The strategic vision behind this is being credited largely to Lee Byung-joo, the vice chairman and CEO of Cosmax BTI, the group's holding company. Lee previously served as head of Cosmax USA and has been driving a restructuring of the North American operation — including closing an Ohio factory, consolidating into a New Jersey facility, and launching a California-based entity to better serve the West Coast market.
In February 2026, Cosmax made its first-ever move into European manufacturing by acquiring a 51% stake in Keminova, an Italian cosmetics ODM company with over 40 years of experience in derma cosmetics and clean and vegan beauty formulations. The acquisition gives Cosmax a production base inside Europe — a significant step for a company looking to compete at the premium end of the global market.
At the Cosmoprof Bologna trade fair in March 2026 — one of the world's largest professional beauty industry events — Cosmax won the top prize in the skincare category for what it's calling its "1,000 Trillion Moisturizer," a formulation designed to signal its capabilities in the high-end market.

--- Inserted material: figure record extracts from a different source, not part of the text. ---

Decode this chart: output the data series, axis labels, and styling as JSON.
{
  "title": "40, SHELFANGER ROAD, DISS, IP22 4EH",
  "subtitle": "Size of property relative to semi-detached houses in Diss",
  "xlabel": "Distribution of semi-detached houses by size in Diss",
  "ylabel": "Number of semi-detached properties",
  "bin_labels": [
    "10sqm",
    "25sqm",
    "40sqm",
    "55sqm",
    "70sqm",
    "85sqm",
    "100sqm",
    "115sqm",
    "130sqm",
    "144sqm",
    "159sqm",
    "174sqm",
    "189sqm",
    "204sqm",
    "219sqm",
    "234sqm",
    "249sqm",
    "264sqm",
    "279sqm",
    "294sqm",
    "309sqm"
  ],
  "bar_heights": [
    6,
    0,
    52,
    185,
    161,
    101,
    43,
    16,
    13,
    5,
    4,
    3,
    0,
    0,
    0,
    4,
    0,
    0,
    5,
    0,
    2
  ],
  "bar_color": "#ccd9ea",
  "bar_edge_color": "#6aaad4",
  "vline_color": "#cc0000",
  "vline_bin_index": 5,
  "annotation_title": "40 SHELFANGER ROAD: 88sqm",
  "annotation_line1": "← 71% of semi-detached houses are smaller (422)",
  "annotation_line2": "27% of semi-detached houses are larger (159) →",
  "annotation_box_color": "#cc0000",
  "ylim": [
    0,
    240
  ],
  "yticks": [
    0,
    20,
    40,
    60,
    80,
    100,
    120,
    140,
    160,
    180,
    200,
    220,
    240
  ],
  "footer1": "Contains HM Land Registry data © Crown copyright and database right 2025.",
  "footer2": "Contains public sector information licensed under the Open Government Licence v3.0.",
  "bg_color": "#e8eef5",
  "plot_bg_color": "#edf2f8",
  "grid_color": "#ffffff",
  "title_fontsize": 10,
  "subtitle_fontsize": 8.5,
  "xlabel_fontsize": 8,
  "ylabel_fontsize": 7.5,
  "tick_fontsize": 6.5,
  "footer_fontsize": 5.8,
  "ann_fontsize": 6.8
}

The company is also investing in AI-powered personalization, setting up an "AI Innovation Group" within its digital business division to develop customized cosmetics platforms. As hyper-personalized beauty becomes a stronger consumer trend globally, Cosmax is betting that ODM expertise can evolve into a technology-driven service offering.
The Bigger Picture
Put all three of these stories together and you get a pretty complete picture of how K-beauty is maturing as an industry. It's no longer just about viral products or celebrity endorsements. There's a full supply chain — from specialty ingredient producers to ODM manufacturers to retail chains — that is systematically building the infrastructure for long-term global dominance.

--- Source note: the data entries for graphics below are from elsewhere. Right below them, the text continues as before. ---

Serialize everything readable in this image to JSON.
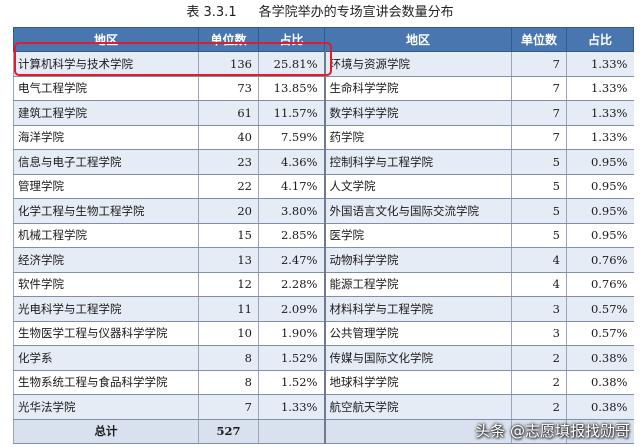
{
  "caption": {
    "number": "表 3.3.1",
    "title": "各学院举办的专场宣讲会数量分布"
  },
  "headers": {
    "region": "地区",
    "count": "单位数",
    "pct": "占比",
    "region2": "地区",
    "count2": "单位数",
    "pct2": "占比"
  },
  "rows": [
    {
      "left": {
        "name": "计算机科学与技术学院",
        "count": "136",
        "pct": "25.81%"
      },
      "right": {
        "name": "环境与资源学院",
        "count": "7",
        "pct": "1.33%"
      }
    },
    {
      "left": {
        "name": "电气工程学院",
        "count": "73",
        "pct": "13.85%"
      },
      "right": {
        "name": "生命科学学院",
        "count": "7",
        "pct": "1.33%"
      }
    },
    {
      "left": {
        "name": "建筑工程学院",
        "count": "61",
        "pct": "11.57%"
      },
      "right": {
        "name": "数学科学学院",
        "count": "7",
        "pct": "1.33%"
      }
    },
    {
      "left": {
        "name": "海洋学院",
        "count": "40",
        "pct": "7.59%"
      },
      "right": {
        "name": "药学院",
        "count": "7",
        "pct": "1.33%"
      }
    },
    {
      "left": {
        "name": "信息与电子工程学院",
        "count": "23",
        "pct": "4.36%"
      },
      "right": {
        "name": "控制科学与工程学院",
        "count": "5",
        "pct": "0.95%"
      }
    },
    {
      "left": {
        "name": "管理学院",
        "count": "22",
        "pct": "4.17%"
      },
      "right": {
        "name": "人文学院",
        "count": "5",
        "pct": "0.95%"
      }
    },
    {
      "left": {
        "name": "化学工程与生物工程学院",
        "count": "20",
        "pct": "3.80%"
      },
      "right": {
        "name": "外国语言文化与国际交流学院",
        "count": "5",
        "pct": "0.95%"
      }
    },
    {
      "left": {
        "name": "机械工程学院",
        "count": "15",
        "pct": "2.85%"
      },
      "right": {
        "name": "医学院",
        "count": "5",
        "pct": "0.95%"
      }
    },
    {
      "left": {
        "name": "经济学院",
        "count": "13",
        "pct": "2.47%"
      },
      "right": {
        "name": "动物科学学院",
        "count": "4",
        "pct": "0.76%"
      }
    },
    {
      "left": {
        "name": "软件学院",
        "count": "12",
        "pct": "2.28%"
      },
      "right": {
        "name": "能源工程学院",
        "count": "4",
        "pct": "0.76%"
      }
    },
    {
      "left": {
        "name": "光电科学与工程学院",
        "count": "11",
        "pct": "2.09%"
      },
      "right": {
        "name": "材料科学与工程学院",
        "count": "3",
        "pct": "0.57%"
      }
    },
    {
      "left": {
        "name": "生物医学工程与仪器科学学院",
        "count": "10",
        "pct": "1.90%"
      },
      "right": {
        "name": "公共管理学院",
        "count": "3",
        "pct": "0.57%"
      }
    },
    {
      "left": {
        "name": "化学系",
        "count": "8",
        "pct": "1.52%"
      },
      "right": {
        "name": "传媒与国际文化学院",
        "count": "2",
        "pct": "0.38%"
      }
    },
    {
      "left": {
        "name": "生物系统工程与食品科学学院",
        "count": "8",
        "pct": "1.52%"
      },
      "right": {
        "name": "地球科学学院",
        "count": "2",
        "pct": "0.38%"
      }
    },
    {
      "left": {
        "name": "光华法学院",
        "count": "7",
        "pct": "1.33%"
      },
      "right": {
        "name": "航空航天学院",
        "count": "2",
        "pct": "0.38%"
      }
    }
  ],
  "total": {
    "label": "总计",
    "count": "527"
  },
  "watermark": "头条 @志愿填报找勋哥",
  "colors": {
    "header_bg": "#4a76b0",
    "row_alt_bg": "#e6ecf5",
    "highlight_border": "#e21c2a"
  }
}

South Korea's food and drug safety authority reported that last year, Korean cosmetics were exported to 202 countries — 30 more than the year before. The US is now the top destination. The question isn't whether K-beauty has arrived on the world stage. It clearly has. The question is how deep those roots go. And based on what these companies are building right now, the answer seems to be: very deep indeed.
This article is based on reports from Naver News, Dnews, Naver News.